Quantas inscrições têm?
Nesta edição contamos com cerca de 1000 inscrições presenciais, às quais se soma um número ligeiramente inferior de participantes em formato digital. De forma a aumentar a acessibilidade e a participação no congresso, optámos por manter o formato híbrido.

Esta decisão ganha ainda mais relevância tendo em conta as limitações das próprias unidades de saúde e o número de profissionais que podem estar ausentes em simultâneo. Em muitos casos, este modelo facilita a organização das equipas e permite conciliar de forma mais equilibrada a participação no congresso com as exigências assistenciais do dia a dia.
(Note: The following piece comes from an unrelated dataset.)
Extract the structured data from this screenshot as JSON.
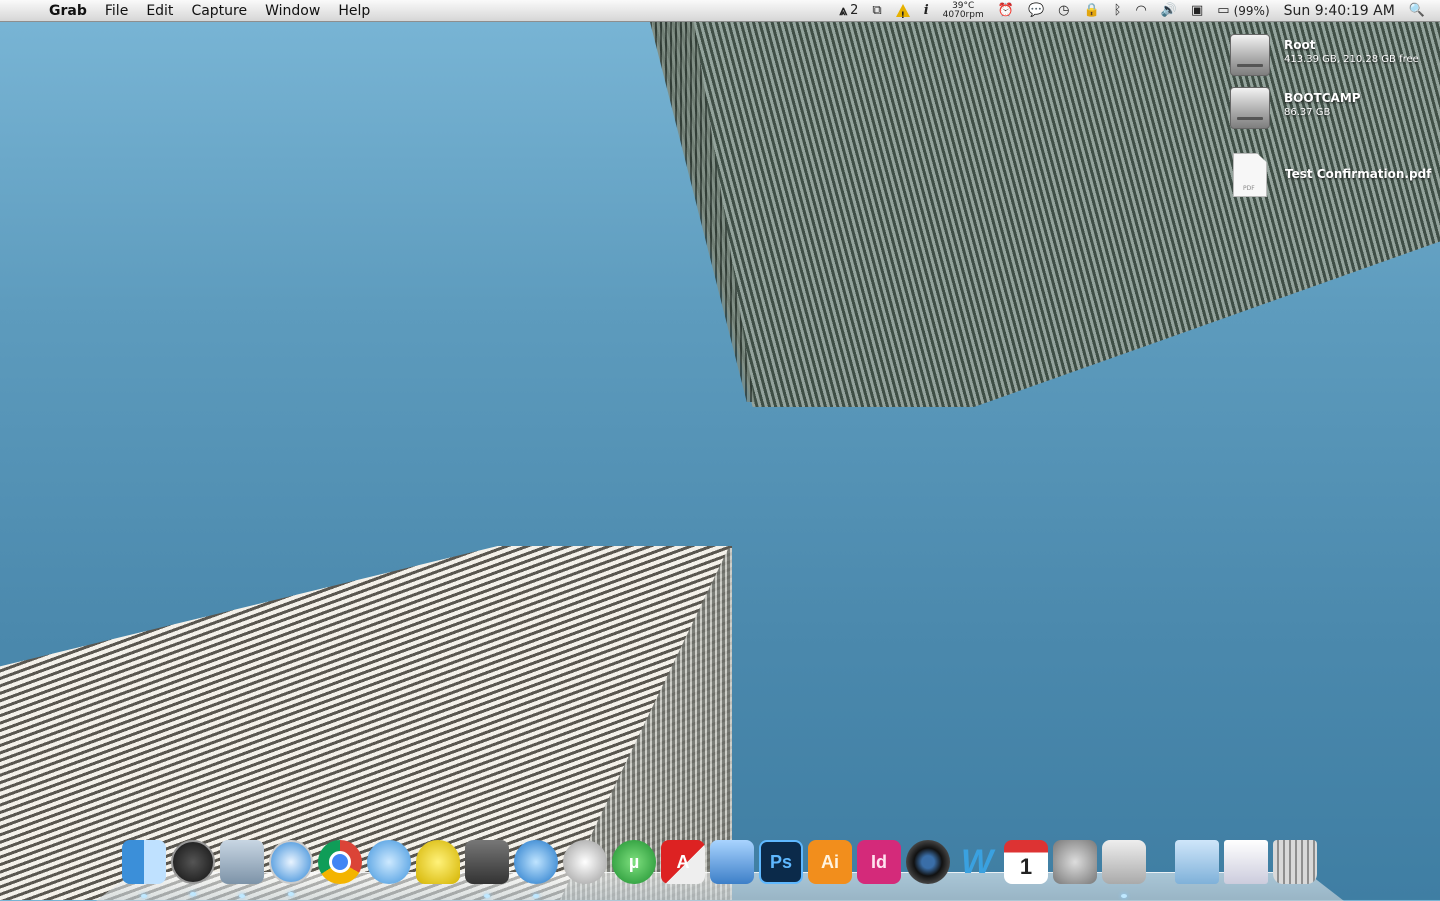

No fundo, o formato híbrido tem sido uma forma de tornar o Update em Medicina mais inclusivo, mais flexível e mais ajustado à realidade atual dos profissionais de saúde.

 

As expectativas são boas?
As expectativas são boas. As inscrições são importantes porque naturalmente permitem operacionalizar toda a logística que um evento deste calibre exige, mas acima de tudo, o nosso foco está na qualidade do conteúdo científico disponibilizado.

Para isso, cada sessão do congresso apresenta uma programação detalhada, como se de um curso se tratasse. Esta abordagem, com definição prévia de conteúdos programáticos, permite que os profissionais saibam antecipadamente o que será abordado em cada tema e consigam selecionar as sessões que melhor correspondem às suas necessidades formativas.

O objetivo é que, desde o início, cada participante tenha uma visão clara do que esperar, tornando a experiência mais direcionada, personalizada e eficaz.

 

Quer deixar uma mensagem aos participantes?
O Update em Medicina é um congresso feito de colegas para colegas, onde a participação e o contributo de todos são fundamentais e dão sentido a cada nova edição. Ano após ano, é essa partilha que enriquece e molda o nosso programa científico.

Mais do que um momento de atualização, queremos que este seja um espaço de proximidade, de diálogo aberto e de verdadeira troca de experiências. As mesas-redondas e as conversas informais nos corredores são tão valiosas quanto as sessões formais, permitindo-nos discutir desafios do dia a dia e crescer em conjunto enquanto comunidade médica e científica.

A presença de cada um de vós é, por isso, essencial. Queremos que se sintam verdadeiramente em casa para que possam participar, questionar e partilhar, contribuindo ativamente para a dinâmica do congresso.

Acima de tudo, deixamos um sincero agradecimento pela vossa energia, pela vossa disponibilidade e pela partilha generosa da vossa presença. É esse espírito de colaboração e de entreajuda que dá vida ao Update em Medicina e o torna único. Sejam muito bem-vindos à vossa Família Update.